Do you have any advice for parents that have a child that is labeled as "different"? What do you hope your book teaches them?

It is tempting for parents to go out and find help whenever anything goes wrong with their child. We hire math tutors if our children are struggling with math. There are learning centers lining the blocks of every city in America. To many, this has become a business model that just can't fail—fixing our kids whenever they seem to have difficulty in any area. It is comforting to know that if you shift the balance and instead let them explore in the areas they find compelling and that they innately are drawn to even as young children, this unexpected path can lead to those lower skills rising as well. Many of us have heard the expression "all boats rise with the tide". I believe the potential for greatness lies within each and every one of our children. I am not saying that every child is a prodigy, but I am saying that these "sparks", islands of tremendous potential, lie within all of us. And by finding them and giving them a boost, we can watch our children outdistance any possible expectation we had for them! I also am afraid that by focusing on only our weaknesses and by trying to be a competent at everything, we could be tamping down potential and even genius in our youth. Sitting somewhere in America there is the next Michaelangelo, the next Wozniak, the next Frank Lloyd Wright. It is our job to find that potential, give it everything it needs to reach its full glory, and then step out of the way!
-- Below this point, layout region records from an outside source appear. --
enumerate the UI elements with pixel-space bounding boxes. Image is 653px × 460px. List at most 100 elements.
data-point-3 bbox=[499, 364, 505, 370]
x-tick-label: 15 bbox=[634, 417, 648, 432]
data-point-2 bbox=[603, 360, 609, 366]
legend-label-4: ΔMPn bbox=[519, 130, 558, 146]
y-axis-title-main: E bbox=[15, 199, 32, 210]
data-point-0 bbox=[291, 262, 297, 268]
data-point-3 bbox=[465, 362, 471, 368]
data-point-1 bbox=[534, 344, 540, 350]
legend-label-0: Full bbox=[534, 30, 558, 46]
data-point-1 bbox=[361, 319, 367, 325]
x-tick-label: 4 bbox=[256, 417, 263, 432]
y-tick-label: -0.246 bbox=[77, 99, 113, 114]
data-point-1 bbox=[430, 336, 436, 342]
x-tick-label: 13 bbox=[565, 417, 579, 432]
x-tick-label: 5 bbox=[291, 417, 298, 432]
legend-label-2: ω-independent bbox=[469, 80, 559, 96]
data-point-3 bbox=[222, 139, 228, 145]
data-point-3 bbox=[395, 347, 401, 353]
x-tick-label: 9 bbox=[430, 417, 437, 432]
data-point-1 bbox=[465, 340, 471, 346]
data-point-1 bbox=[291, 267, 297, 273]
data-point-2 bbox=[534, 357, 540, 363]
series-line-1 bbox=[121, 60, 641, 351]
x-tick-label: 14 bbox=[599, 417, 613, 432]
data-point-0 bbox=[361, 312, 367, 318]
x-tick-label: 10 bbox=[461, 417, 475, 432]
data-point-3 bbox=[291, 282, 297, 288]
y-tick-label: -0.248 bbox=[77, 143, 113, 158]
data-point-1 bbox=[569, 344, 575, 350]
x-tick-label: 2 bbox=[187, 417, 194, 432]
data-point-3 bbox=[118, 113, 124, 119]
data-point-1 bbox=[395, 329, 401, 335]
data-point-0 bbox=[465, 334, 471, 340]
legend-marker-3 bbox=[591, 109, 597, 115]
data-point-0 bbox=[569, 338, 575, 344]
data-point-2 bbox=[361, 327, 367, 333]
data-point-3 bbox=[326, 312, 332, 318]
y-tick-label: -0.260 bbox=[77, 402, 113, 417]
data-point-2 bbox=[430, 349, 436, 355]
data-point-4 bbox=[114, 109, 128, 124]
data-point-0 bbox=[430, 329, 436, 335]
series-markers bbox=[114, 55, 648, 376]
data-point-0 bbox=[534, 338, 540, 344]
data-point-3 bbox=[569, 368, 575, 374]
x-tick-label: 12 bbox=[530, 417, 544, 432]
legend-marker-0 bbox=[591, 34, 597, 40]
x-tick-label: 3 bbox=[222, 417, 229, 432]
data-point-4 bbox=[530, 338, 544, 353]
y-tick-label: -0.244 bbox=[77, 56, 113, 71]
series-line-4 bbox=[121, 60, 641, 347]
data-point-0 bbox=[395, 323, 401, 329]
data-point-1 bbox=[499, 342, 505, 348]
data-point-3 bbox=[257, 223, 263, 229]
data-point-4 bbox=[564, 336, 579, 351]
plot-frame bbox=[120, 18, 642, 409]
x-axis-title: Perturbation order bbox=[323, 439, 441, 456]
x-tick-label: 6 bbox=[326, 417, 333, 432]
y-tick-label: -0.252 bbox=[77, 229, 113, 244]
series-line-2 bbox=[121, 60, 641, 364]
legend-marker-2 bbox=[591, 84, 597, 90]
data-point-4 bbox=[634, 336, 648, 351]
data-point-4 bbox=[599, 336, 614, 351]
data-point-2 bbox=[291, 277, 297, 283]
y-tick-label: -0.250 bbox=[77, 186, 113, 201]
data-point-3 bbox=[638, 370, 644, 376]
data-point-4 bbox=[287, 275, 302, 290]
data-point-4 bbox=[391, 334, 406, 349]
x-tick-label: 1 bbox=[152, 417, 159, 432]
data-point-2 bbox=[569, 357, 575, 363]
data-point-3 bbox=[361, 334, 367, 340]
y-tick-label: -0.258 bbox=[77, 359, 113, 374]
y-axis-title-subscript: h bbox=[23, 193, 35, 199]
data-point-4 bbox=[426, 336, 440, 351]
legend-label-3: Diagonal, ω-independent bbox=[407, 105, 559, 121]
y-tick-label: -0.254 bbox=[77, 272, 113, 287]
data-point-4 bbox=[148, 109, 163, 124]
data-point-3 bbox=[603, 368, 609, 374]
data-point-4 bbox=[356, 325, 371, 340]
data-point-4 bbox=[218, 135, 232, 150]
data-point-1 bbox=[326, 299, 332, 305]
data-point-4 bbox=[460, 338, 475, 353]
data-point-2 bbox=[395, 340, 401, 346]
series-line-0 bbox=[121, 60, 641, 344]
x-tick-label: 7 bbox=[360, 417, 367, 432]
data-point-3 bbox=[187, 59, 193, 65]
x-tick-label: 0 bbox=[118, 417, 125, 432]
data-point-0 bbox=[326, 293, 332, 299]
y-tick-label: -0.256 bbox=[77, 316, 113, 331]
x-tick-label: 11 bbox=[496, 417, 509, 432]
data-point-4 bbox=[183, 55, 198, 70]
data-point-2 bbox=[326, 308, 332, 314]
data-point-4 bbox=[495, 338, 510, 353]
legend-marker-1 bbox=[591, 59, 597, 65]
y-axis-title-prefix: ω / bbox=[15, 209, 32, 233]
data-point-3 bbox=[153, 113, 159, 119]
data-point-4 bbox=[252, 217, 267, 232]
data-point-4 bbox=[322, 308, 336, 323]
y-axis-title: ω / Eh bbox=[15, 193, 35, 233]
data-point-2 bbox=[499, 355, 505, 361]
Who have you discovered lately?

I have discovered many beautiful things in the process of writing my book! For one, the love and support of my family. My youngest child Ethan, I found, has a knack for baking fresh blueberry scones and I hope he does not stop now that the book is done! In the literary world, I was exposed to a new book by John Elder Robison called Raising Cubby. I found it provocative in that it shows how people learn talent in childhood. If it is nurtured, the heights to which that talent can rise are incredible. My dear friend Temple Grandin has also written a new book called The Autistic Brain, and I look forward to reading it and discovering the secrets she has found in research. I also was so pleased to have the honor of listening to a concert by a young musician named Mteto Maphoyi, who was raised an orphan in South Africa but learned opera from a little record player his father had left him. Sitting in an auditorium in New York, I shivered as his voice swept over the crowd. I cannot express what I felt listening other than it was like being in the shade of an angel's wings. This young man certainly has found and is using his "spark" to bring beauty to the world. For fun I have been reading Maria Shriver's book Just Who Will You Be? So inspiring and a real treat! I plan on spending the summer with the genius of Andrew Solomon's incredible book Far From The Tree and of course reading Jodi Picoult!